Alief ISD trustees reconvened Feb. 7 to receive an innovation update that outlined expansion of arts pathways, STEM conversion schools and new academy models intended to boost student outcomes and stabilize enrollment.
Dr. Charles Garcia, deputy superintendent for curriculum, framed the district's charge as preparing for layered and continuous change in K–12 education and said the plan emphasizes maintaining instructional quality even amid budget and enrollment shifts. "What we're going to have in front of you is taking the baton... and we're going to talk about innovation and the context and the strategy behind that piece," Garcia said.
The presentation said the district will pursue three models: conversion schools (whole-campus adoption), start-up schools (new campuses built from the ground up) and academy models (pathways within comprehensive campuses). Angela Mylan, associate superintendent for secondary schools, said those options are designed to give families more in‑district choice and to interrupt patterns of underperformance. "Innovation is not optional," Mylan said, adding that early evidence shows higher participation and family engagement at participating campuses.
Presenters highlighted the K–12 performing and visual arts (PVAA) pathway and partnerships with Performing Arts Houston, Jones Hall, the Houston Symphony and the Houston Ballet as examples of work already underway. Renford Joseph, director of fine arts, described mobile concert trucks, master classes and donated costume programs that brought professional experiences to students at low or no cost.

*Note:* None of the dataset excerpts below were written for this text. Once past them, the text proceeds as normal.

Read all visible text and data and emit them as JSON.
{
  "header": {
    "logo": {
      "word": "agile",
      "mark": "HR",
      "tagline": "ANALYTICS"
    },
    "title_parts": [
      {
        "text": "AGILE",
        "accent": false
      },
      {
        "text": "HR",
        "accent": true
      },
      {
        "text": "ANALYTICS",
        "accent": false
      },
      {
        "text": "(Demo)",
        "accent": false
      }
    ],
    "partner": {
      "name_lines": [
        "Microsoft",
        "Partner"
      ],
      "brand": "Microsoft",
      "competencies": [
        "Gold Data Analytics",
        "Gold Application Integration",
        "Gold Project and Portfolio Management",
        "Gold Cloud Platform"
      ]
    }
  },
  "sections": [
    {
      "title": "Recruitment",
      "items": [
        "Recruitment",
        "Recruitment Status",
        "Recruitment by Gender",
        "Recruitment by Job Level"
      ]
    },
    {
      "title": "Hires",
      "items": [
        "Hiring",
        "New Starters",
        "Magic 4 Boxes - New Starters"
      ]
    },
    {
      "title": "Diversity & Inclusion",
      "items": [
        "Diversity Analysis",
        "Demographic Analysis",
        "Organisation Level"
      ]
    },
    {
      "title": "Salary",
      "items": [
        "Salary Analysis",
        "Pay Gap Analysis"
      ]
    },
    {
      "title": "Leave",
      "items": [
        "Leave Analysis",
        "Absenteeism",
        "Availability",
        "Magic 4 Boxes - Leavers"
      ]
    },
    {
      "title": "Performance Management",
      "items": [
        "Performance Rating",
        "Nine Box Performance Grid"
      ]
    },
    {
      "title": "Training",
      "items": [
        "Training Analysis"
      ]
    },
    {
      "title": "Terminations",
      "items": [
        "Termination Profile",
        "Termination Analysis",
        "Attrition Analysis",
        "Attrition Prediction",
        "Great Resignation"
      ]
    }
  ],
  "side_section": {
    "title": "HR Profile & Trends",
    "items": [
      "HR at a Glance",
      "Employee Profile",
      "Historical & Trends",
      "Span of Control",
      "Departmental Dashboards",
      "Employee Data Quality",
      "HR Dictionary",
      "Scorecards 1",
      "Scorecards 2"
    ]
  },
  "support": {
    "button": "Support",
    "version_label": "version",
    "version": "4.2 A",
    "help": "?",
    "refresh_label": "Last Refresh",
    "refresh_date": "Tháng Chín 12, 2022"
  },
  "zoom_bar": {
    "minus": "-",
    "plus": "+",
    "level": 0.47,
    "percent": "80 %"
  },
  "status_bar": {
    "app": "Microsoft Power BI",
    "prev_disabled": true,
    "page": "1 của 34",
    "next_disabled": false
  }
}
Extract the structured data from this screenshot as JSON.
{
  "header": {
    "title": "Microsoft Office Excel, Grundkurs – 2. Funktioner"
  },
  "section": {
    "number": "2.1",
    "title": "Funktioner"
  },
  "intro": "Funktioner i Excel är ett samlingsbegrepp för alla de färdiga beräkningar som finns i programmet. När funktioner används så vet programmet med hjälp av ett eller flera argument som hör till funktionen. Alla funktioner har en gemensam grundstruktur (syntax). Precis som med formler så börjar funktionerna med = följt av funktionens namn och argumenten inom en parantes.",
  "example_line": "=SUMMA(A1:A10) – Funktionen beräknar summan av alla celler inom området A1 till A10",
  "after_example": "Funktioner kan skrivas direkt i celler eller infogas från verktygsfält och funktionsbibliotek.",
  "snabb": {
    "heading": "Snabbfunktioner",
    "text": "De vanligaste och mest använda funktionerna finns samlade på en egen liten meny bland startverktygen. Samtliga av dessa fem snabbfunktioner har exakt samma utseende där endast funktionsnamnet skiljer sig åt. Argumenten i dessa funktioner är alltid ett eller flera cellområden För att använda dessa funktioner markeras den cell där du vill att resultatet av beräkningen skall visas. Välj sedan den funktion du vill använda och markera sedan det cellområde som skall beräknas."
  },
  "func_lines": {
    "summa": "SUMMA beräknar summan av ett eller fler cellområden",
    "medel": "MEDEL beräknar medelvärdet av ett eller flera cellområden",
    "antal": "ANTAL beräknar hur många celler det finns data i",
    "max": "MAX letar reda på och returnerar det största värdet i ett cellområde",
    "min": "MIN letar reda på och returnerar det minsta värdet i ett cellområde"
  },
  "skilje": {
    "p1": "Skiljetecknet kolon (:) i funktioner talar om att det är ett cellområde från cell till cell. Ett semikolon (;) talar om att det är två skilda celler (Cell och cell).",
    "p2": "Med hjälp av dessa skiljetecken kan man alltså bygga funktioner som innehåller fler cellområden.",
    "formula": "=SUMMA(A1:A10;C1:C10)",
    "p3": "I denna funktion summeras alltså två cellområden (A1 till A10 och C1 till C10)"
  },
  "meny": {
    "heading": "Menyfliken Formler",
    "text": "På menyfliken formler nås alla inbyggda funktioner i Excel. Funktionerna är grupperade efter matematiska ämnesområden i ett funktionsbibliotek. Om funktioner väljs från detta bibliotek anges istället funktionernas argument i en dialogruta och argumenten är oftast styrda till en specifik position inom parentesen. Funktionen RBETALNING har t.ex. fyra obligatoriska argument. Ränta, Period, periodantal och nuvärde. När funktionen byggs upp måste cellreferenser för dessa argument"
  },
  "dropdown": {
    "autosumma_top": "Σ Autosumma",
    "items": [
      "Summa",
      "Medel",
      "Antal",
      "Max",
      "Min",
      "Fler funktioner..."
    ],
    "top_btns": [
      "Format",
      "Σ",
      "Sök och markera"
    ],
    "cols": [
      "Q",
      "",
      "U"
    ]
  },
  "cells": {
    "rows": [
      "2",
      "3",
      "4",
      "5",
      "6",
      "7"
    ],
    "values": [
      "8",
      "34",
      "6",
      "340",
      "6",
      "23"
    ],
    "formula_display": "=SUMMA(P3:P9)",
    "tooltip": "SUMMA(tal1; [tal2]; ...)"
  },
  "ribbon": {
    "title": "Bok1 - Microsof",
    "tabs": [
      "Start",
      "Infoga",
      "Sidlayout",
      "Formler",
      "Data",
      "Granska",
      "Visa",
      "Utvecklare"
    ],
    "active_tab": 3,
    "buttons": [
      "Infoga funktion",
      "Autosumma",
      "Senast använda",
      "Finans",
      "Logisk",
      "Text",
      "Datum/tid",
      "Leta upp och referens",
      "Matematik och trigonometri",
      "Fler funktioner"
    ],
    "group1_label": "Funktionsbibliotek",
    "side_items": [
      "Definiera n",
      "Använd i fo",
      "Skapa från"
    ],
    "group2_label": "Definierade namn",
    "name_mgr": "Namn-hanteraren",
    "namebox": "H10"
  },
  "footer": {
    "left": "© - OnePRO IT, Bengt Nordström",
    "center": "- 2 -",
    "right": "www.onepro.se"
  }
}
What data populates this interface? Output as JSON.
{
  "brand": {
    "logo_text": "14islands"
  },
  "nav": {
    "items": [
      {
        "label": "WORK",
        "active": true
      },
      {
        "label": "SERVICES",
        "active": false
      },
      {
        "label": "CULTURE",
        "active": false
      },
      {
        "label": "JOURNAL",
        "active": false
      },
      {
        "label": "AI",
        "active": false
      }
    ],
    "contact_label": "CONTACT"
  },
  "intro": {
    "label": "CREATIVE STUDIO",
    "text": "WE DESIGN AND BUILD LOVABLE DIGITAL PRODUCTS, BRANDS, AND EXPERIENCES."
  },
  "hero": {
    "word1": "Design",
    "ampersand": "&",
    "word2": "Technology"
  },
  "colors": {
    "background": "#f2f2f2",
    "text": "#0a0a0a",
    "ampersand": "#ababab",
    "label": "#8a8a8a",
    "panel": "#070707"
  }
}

Officials cited early indicators they said support the strategy: several PVAA campuses reported attendance (ADA) near 95 percent and survey responses signaling greater family engagement compared with the prior year. The district also pointed to established programs—ALIEF Early College and Kerr High School—as models of sustained success.
Administrators outlined other initiatives, including Horn STEM Elementary (a conversion model intended to seed a K–12 STEM pathway), the Young Innovators Summer Academy and the OLLI Citgo Innovation Academy at the middle‑school level, which this year added a LOTC option and expanded robotics and extracurricular STEM opportunities.
Trustees asked for specifics on outcomes and funding. A trustee pressed Garcia on a slide that said comparable all‑girls schools in Texas had "100% college readiness;" Garcia replied that those schools report very high college‑going rates and emphasized follow‑through support via a preparatory network. Another trustee voiced concern that earlier district arts programs had faded when funding or staffing changed and asked how the new initiatives would be sustained long term. "I'm excited about this, but from a budget point of view, how can we sustain it?" the trustee said.
Superintendent Mays and staff said sustainability was central to planning. They said Alief is working with external partners (named in the presentation as GoodReason Houston) to standardize operations and create playbooks so programs are not dependent on a single staff member or principal. A staff presenter described the funding trade-offs in the context of flat or declining enrollment and said the team is reviewing low‑enrollment courses and master‑schedule efficiencies to free capacity for high‑impact programs.
Board members asked for clearer financial detail. A slide discussed multi‑year cost projections through 2029; during the meeting staff alternately referred to figures near "$3,000,000" and to a separate "million dollars" allocation described as spread "over the course of 4 years," producing ambiguity about the program-scale cost and timing. Trustees asked staff to provide a consolidated spreadsheet of all programs (new and existing), participating campuses, MOUs/agreements and which programs receive federal funding so the board can track sustainability and accountability; staff agreed to provide that information.
The presentation concluded without a formal vote. Trustees said they supported innovation in principle but asked administration to return with clarified funding figures, written standard operating procedures for program implementation and the requested program/MOU inventory.
What's next: staff committed to sending the program inventory and clarifying the multi‑year cost figures; trustees indicated they will review those materials before taking further action.